Nie wiem nawet od czego zacząć. Kilka ładnych miesięcy temu, pytałam Was o opinię, jak wyglądam etc. Było trochę minusów (bo prosiłam o szczerość), trochę plusów, ale dałam radę się zmotywować i w ciągu trzech miesięcy stało się coś, na co nie mogłam zebrać się od kilku lat... Siłownia, dieta, basen, siłownia. Nie wiem, jak dałam radę się zmotywować, ale udało się. Efekt może nie był porażający, ale jak na taką jedzenioholiczkę, jak ja - olbrzymi sukces. ;) Zeszło około 5 kg, moje ciało się nawet nieco zmieniło, czułam się dużo lepiej.
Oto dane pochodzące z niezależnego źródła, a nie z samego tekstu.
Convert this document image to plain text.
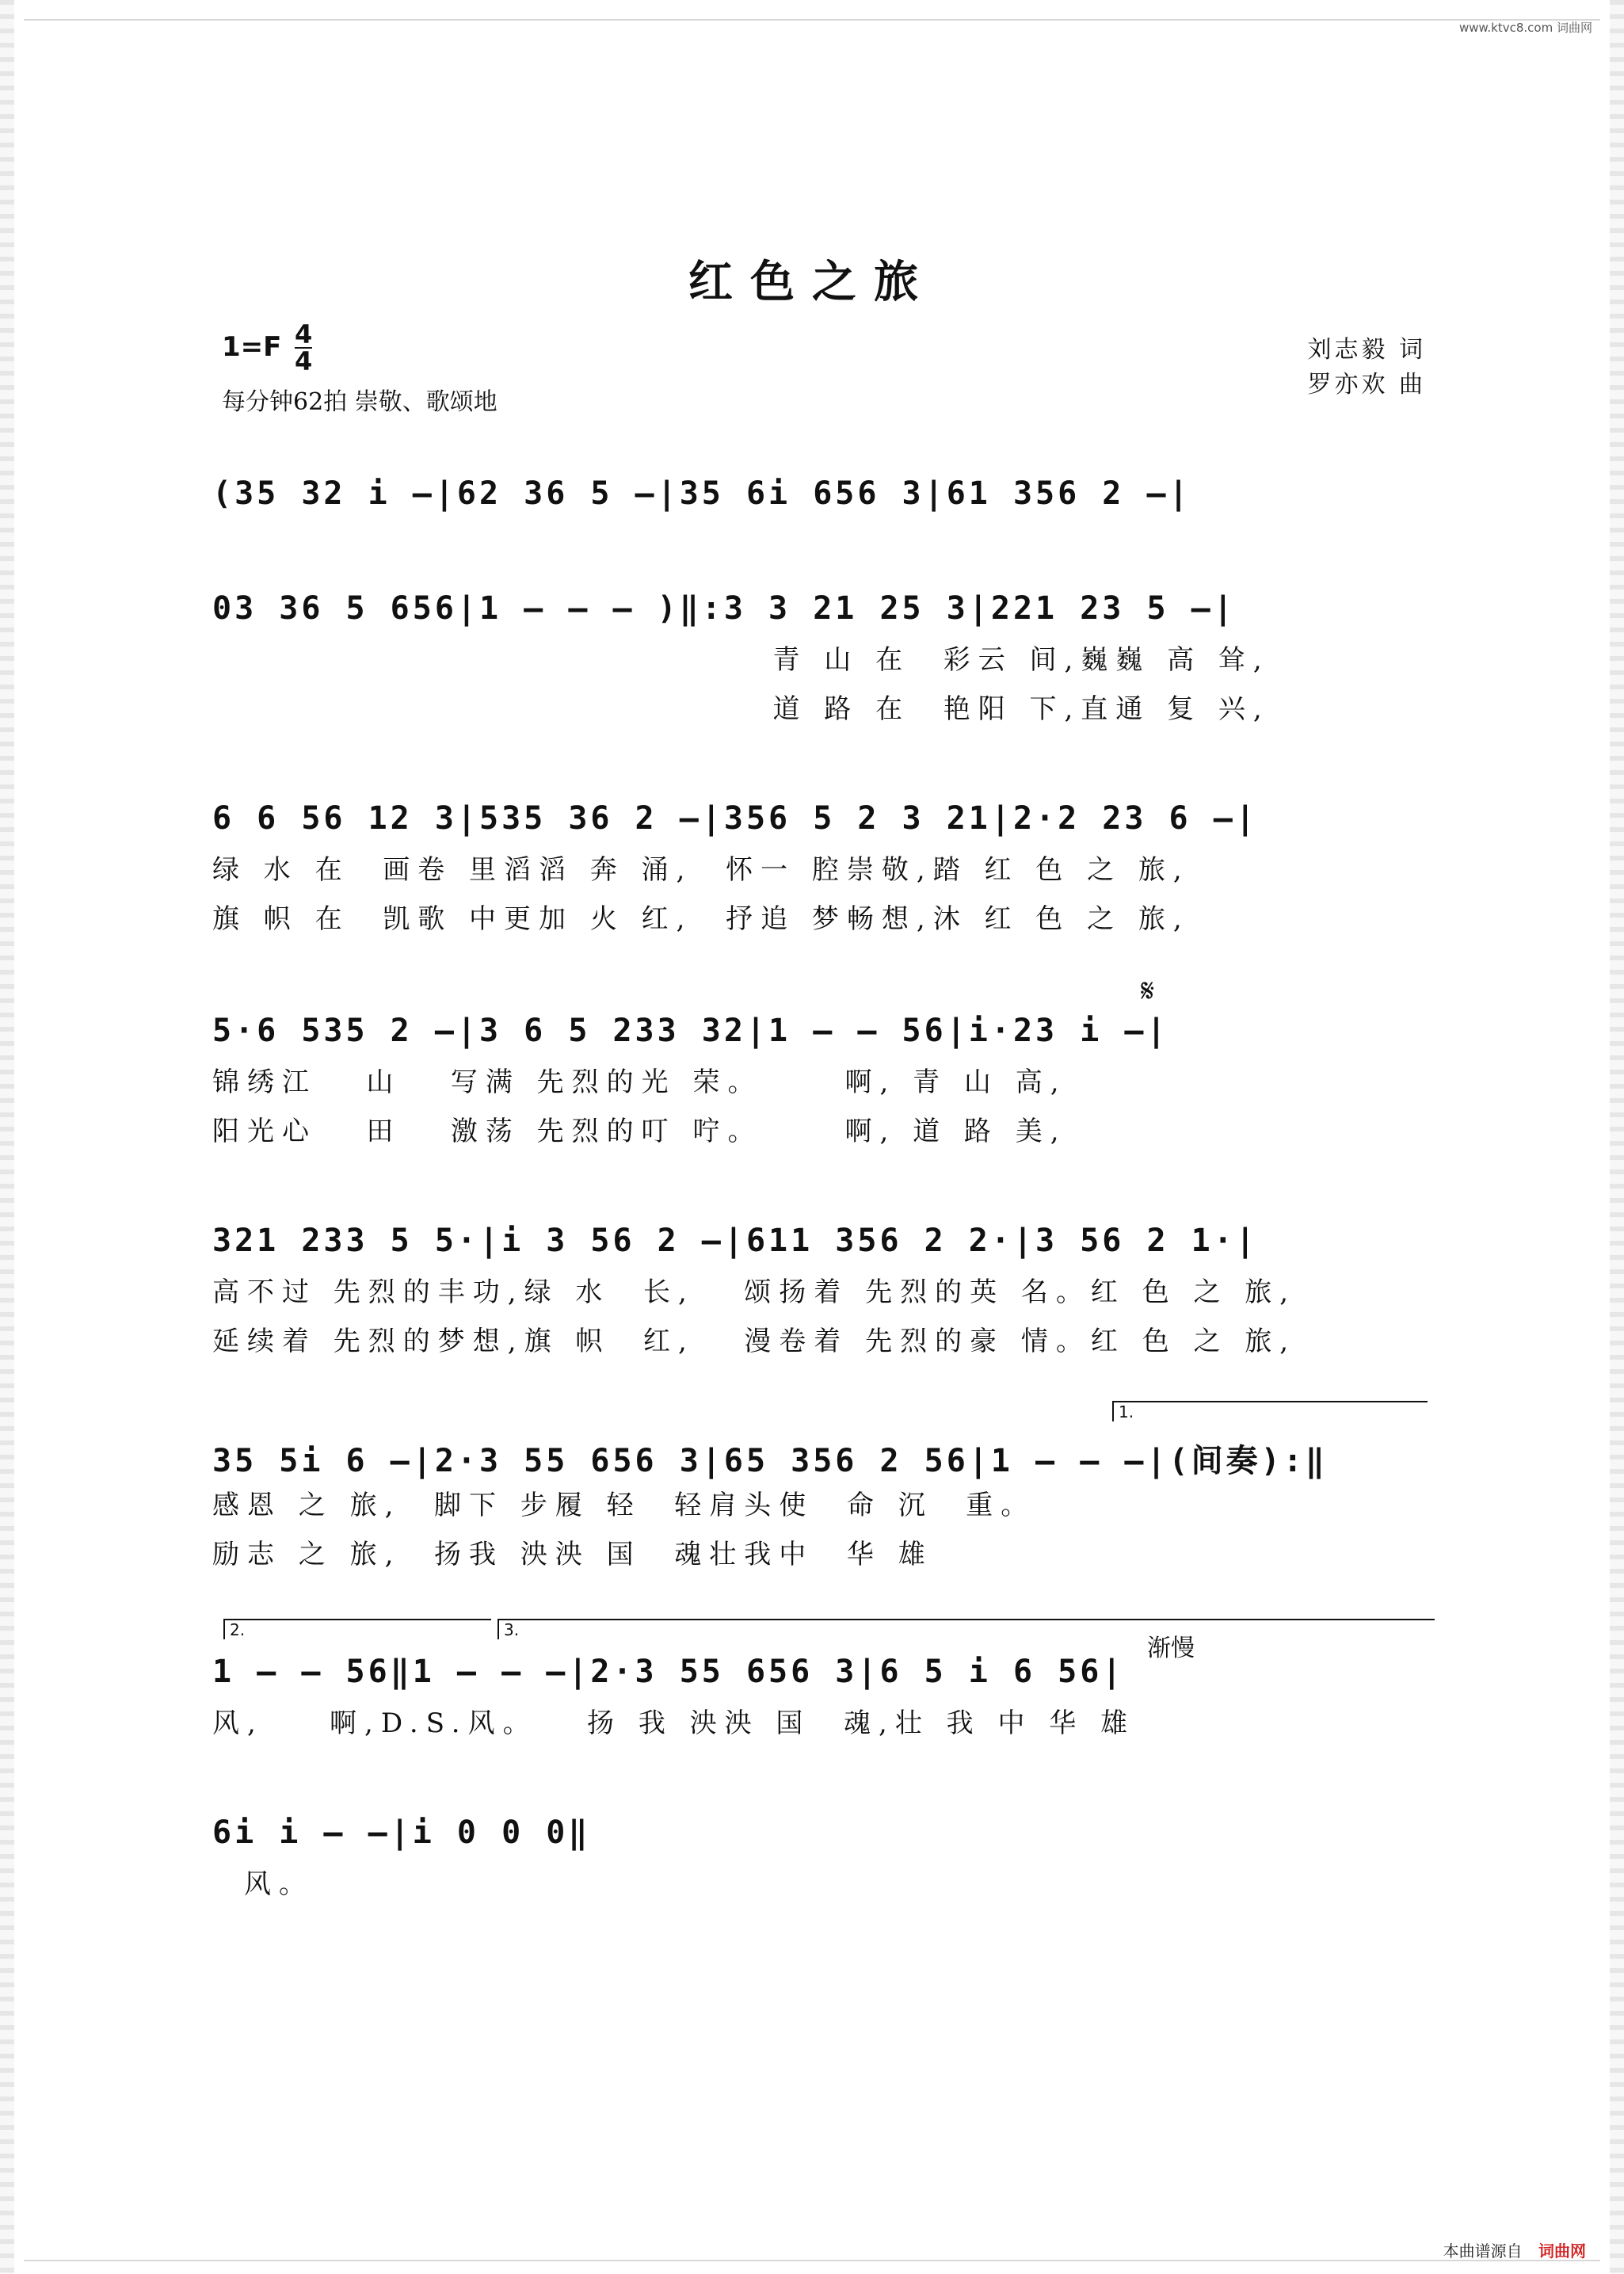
www.ktvc8.com 词曲网
红色之旅
1=F 4
4
每分钟62拍 崇敬、歌颂地
刘志毅 词
罗亦欢 曲
(35 32 i —|62 36 5 —|35 6i 656 3|61 356 2 —|
03 36 5 656|1 — — — )‖:3 3 21 25 3|221 23 5 —|
青 山 在  彩云 间,巍巍 高 耸,
道 路 在  艳阳 下,直通 复 兴,
6 6 56 12 3|535 36 2 —|356 5 2 3 21|2·2 23 6 —|
绿 水 在  画卷 里滔滔 奔 涌,  怀一 腔崇敬,踏 红 色 之 旅,
旗 帜 在  凯歌 中更加 火 红,  抒追 梦畅想,沐 红 色 之 旅,
5·6 535 2 —|3 6 5 233 32|1 — — 56|i·23 i —|
锦绣江   山   写满 先烈的光 荣。     啊, 青 山 高,
阳光心   田   激荡 先烈的叮 咛。     啊, 道 路 美,
𝄋
321 233 5 5·|i 3 56 2 —|611 356 2 2·|3 56 2 1·|
高不过 先烈的丰功,绿 水  长,   颂扬着 先烈的英 名。红 色 之 旅,
延续着 先烈的梦想,旗 帜  红,   漫卷着 先烈的豪 情。红 色 之 旅,
1.
35 5i 6 —|2·3 55 656 3|65 356 2 56|1 — — —|(间奏):‖
感恩 之 旅,  脚下 步履 轻  轻肩头使  命 沉  重。
励志 之 旅,  扬我 泱泱 国  魂壮我中  华 雄
2.	3.
渐慢
1 — — 56‖1 — — —|2·3 55 656 3|6 5 i 6 56|
风,    啊,D.S.风。   扬 我 泱泱 国  魂,壮 我 中 华 雄
6i i — —|i 0 0 0‖
风。
本曲谱源自 词曲网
Nadszedł czerwiec, skończył się czas (sesja) i pieniądze na siłownie. Zaczęło lato. Piwo, lody, wiadomo. Mimo wszystko, gdybym żyła sobie, na piwie, lodach, sporadycznej pizzy, pewnie byłoby okej, ale nie... Jak zwykle... Musiałam "odbić sobie" to ograniczanie smakołyków przez kilka miesięcy. Żarłam (żrę), jak opętana, jakby siedział we mnie jakiś potwór...
Wiem, że to moja wina, wiem, że sama skazałam się na porażkę, ale ryczeć mi się chce, że jak zwykle wszystko poszło się pieprzyć przez moje obżarstwo. Nie wiem, ja chyba nie umiem inaczej. Wróciłam do punktu wyjścia.
Wiem, że to głupota, ale... Zresztą nie ma co rozpamiętywać. Chciałabym, żeby zdjęcia, które wstawię niżej, były w odwrotnej kolejności... Żebym mogła pochwalić się innymi wynikami, jak "było", jak "jest".
Nie oczekuję od Was cudów, wiem, że nikt za mnie nie zbierze się do kupy, ale jakieś kopy w cztery litery nie zaszkodzą.
Na nie właśnie liczę. A zresztą - sama nie wiem na co...
(pierwsze dwa zdjęcia z maja-czerwca (około 60-61 kg), ostatnie z dziś-65-66kg)
![]()
![]()
Wiem, że na zdjęciach może ta różnica nie jest tak duża, ale w rzeczywistości...
(edit: jednak są tylko 2 zdj ;)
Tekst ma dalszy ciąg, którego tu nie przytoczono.